Italy's highest criminal court overturned the acquittal of Amanda Knox in the 2007 murder of her British roommate and ordered a retrial, The Associated Press reported.
The Court of Cassation ruled Tuesday that an appeals court in Florence must re-hear the case against Knox and her Italian-ex-boyfriend Raffaele Sollecito for the slaying of British exchange student Meredith Kercher.
Kercher, 21, was killed in the home she shared with Knox and other roommates in Perugia, Italy. Kercher was found half-naked, with her throat slashed. Several of her belongings, including cash, credit cards and phones, were missing.

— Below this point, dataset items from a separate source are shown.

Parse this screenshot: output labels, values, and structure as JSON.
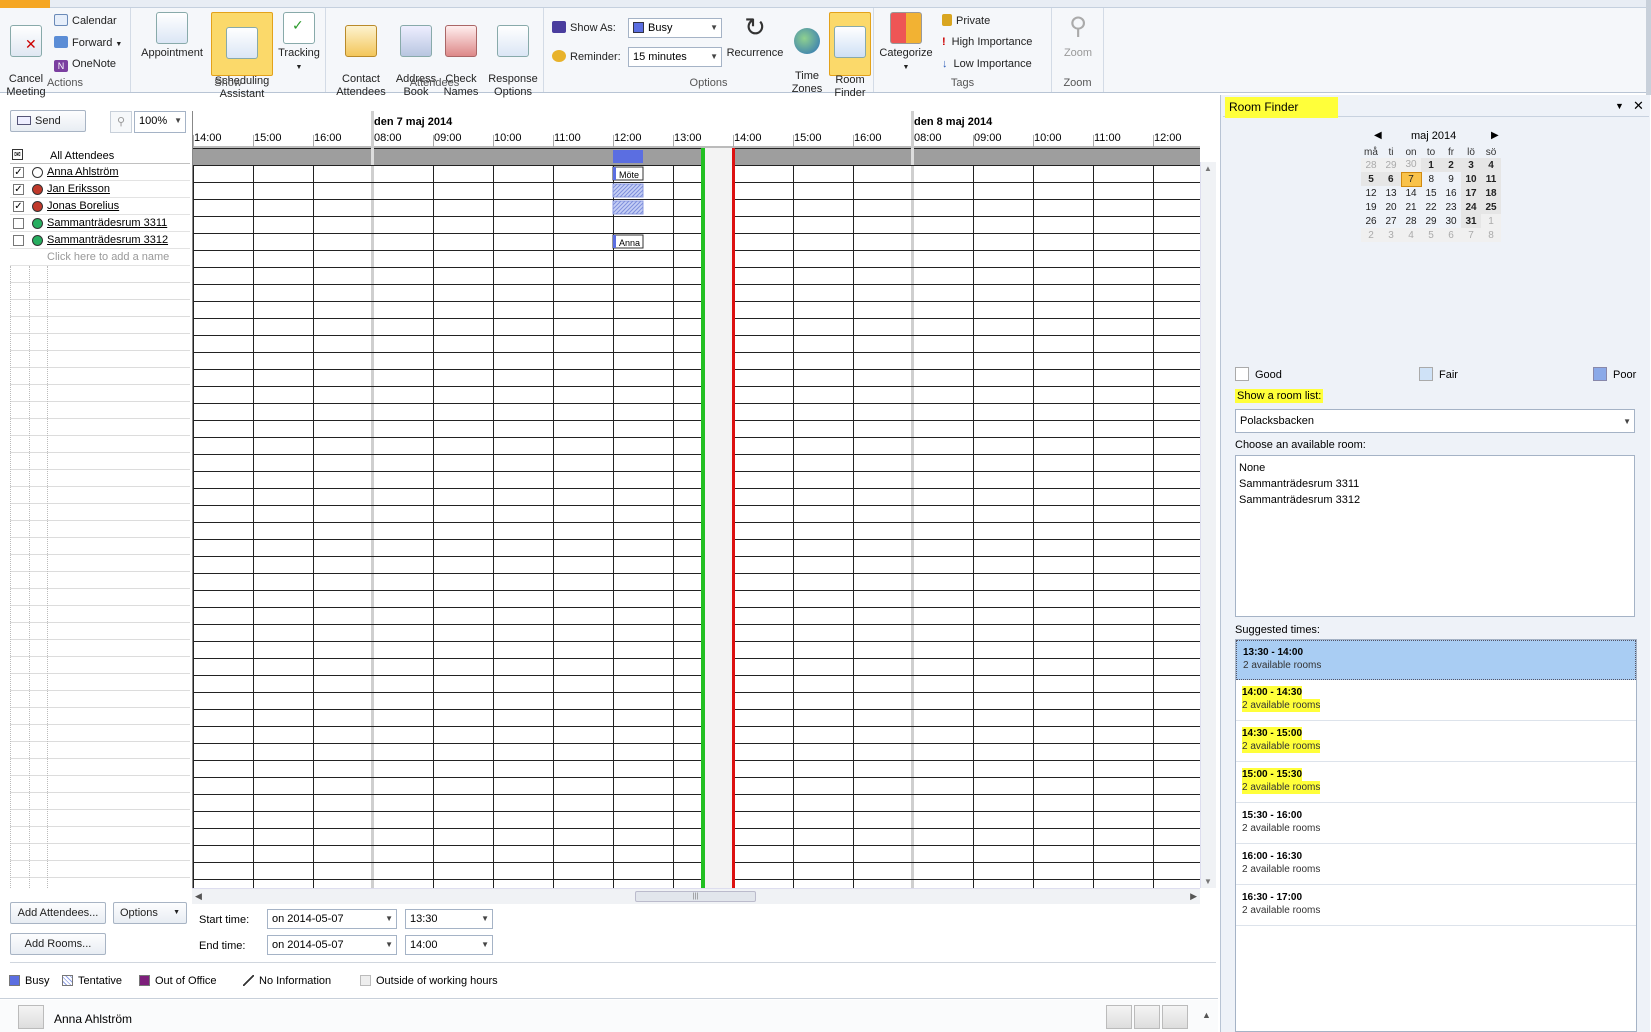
{
  "ribbon": {
    "groups": {
      "actions": "Actions",
      "show": "Show",
      "attendees": "Attendees",
      "options": "Options",
      "tags": "Tags",
      "zoom": "Zoom"
    },
    "cancel_meeting": "Cancel\nMeeting",
    "calendar": "Calendar",
    "forward": "Forward",
    "onenote": "OneNote",
    "appointment": "Appointment",
    "scheduling_assistant": "Scheduling\nAssistant",
    "tracking": "Tracking",
    "contact_attendees": "Contact\nAttendees",
    "address_book": "Address\nBook",
    "check_names": "Check\nNames",
    "response_options": "Response\nOptions",
    "show_as_label": "Show As:",
    "show_as_value": "Busy",
    "reminder_label": "Reminder:",
    "reminder_value": "15 minutes",
    "recurrence": "Recurrence",
    "time_zones": "Time\nZones",
    "room_finder": "Room\nFinder",
    "categorize": "Categorize",
    "private": "Private",
    "high_importance": "High Importance",
    "low_importance": "Low Importance",
    "zoom": "Zoom"
  },
  "toolbar": {
    "send": "Send",
    "zoom_percent": "100%"
  },
  "grid": {
    "day1": "den 7 maj 2014",
    "day2": "den 8 maj 2014",
    "times_prev": [
      "14:00",
      "15:00",
      "16:00"
    ],
    "times_day1": [
      "08:00",
      "09:00",
      "10:00",
      "11:00",
      "12:00",
      "13:00",
      "14:00",
      "15:00",
      "16:00"
    ],
    "times_day2": [
      "08:00",
      "09:00",
      "10:00",
      "11:00",
      "12:00"
    ],
    "event_mote": "Möte",
    "event_anna": "Anna"
  },
  "attendees": {
    "header": "All Attendees",
    "rows": [
      {
        "name": "Anna Ahlström",
        "checked": true,
        "color": "#ffffff"
      },
      {
        "name": "Jan Eriksson",
        "checked": true,
        "color": "#c0392b"
      },
      {
        "name": "Jonas Borelius",
        "checked": true,
        "color": "#c0392b"
      },
      {
        "name": "Sammanträdesrum 3311",
        "checked": false,
        "color": "#27ae60"
      },
      {
        "name": "Sammanträdesrum 3312",
        "checked": false,
        "color": "#27ae60"
      }
    ],
    "add_placeholder": "Click here to add a name"
  },
  "bottom": {
    "add_attendees": "Add Attendees...",
    "options": "Options",
    "add_rooms": "Add Rooms...",
    "start_label": "Start time:",
    "start_date": "on 2014-05-07",
    "start_time": "13:30",
    "end_label": "End time:",
    "end_date": "on 2014-05-07",
    "end_time": "14:00"
  },
  "legend": {
    "busy": "Busy",
    "tentative": "Tentative",
    "out_of_office": "Out of Office",
    "no_information": "No Information",
    "outside_hours": "Outside of working hours"
  },
  "status": {
    "person": "Anna Ahlström"
  },
  "room_finder": {
    "title": "Room Finder",
    "month": "maj 2014",
    "weekdays": [
      "må",
      "ti",
      "on",
      "to",
      "fr",
      "lö",
      "sö"
    ],
    "weeks": [
      [
        "28",
        "29",
        "30",
        "1",
        "2",
        "3",
        "4"
      ],
      [
        "5",
        "6",
        "7",
        "8",
        "9",
        "10",
        "11"
      ],
      [
        "12",
        "13",
        "14",
        "15",
        "16",
        "17",
        "18"
      ],
      [
        "19",
        "20",
        "21",
        "22",
        "23",
        "24",
        "25"
      ],
      [
        "26",
        "27",
        "28",
        "29",
        "30",
        "31",
        "1"
      ],
      [
        "2",
        "3",
        "4",
        "5",
        "6",
        "7",
        "8"
      ]
    ],
    "good": "Good",
    "fair": "Fair",
    "poor": "Poor",
    "show_room_list": "Show a room list:",
    "room_list_value": "Polacksbacken",
    "choose_room": "Choose an available room:",
    "rooms": [
      "None",
      "Sammanträdesrum 3311",
      "Sammanträdesrum 3312"
    ],
    "suggested_label": "Suggested times:",
    "suggestions": [
      {
        "time": "13:30 - 14:00",
        "rooms": "2 available rooms"
      },
      {
        "time": "14:00 - 14:30",
        "rooms": "2 available rooms"
      },
      {
        "time": "14:30 - 15:00",
        "rooms": "2 available rooms"
      },
      {
        "time": "15:00 - 15:30",
        "rooms": "2 available rooms"
      },
      {
        "time": "15:30 - 16:00",
        "rooms": "2 available rooms"
      },
      {
        "time": "16:00 - 16:30",
        "rooms": "2 available rooms"
      },
      {
        "time": "16:30 - 17:00",
        "rooms": "2 available rooms"
      }
    ]
  },
  "colors": {
    "busy": "#5b6ee1",
    "tentative": "#a8b6ee",
    "out_of_office": "#7d1f7b",
    "highlight": "#ffff3a",
    "start_line": "#22c022",
    "end_line": "#dd1111"
  }
}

Prosecutors alleged Kercher was killed by Knox, Sollecito and an Ivory Coast man named Rudy Guede. Guede admitted having sexual relations with Kercher but denied killing her, CNN reported. He was later convicted in a separate trial and is currently serving a 16-year sentence.
The case became a worldwide sensation that divided public opinion.
Knox, then 20, and Sollecito, then 24, were initially convicted of sexual assault, murder and simulating a burglary, and sentenced to 25 years in prison. Knox received an extra year for calumny for falsely accusing another man of killing Kercher.
The conviction was overturned on appeal in 2011 and both Knox and Sollecito were released from prison.
At the time of this writing, Knox is a student at the University of Washington in Seattle. "Waiting To Be Heard," Knox's book about the case, is due to be published on April 30. Sollecito lives in Verona, Italy, where he is studying computer engineering.
It is not known if Knox will return to Italy voluntarily or be extradited to face the new proceedings. If she fails to appear, the case could proceed without her, The New York Times reported.
Knox released a statement after the ruling was issued on Tuesday, saying it was "painful to receive the news," Reuters reported.
"No matter what happens, my family and I will face this continuing legal battle as we always have, confident in the truth and with our heads held high in the face of wrongful accusations and unreasonable adversity," Knox stated.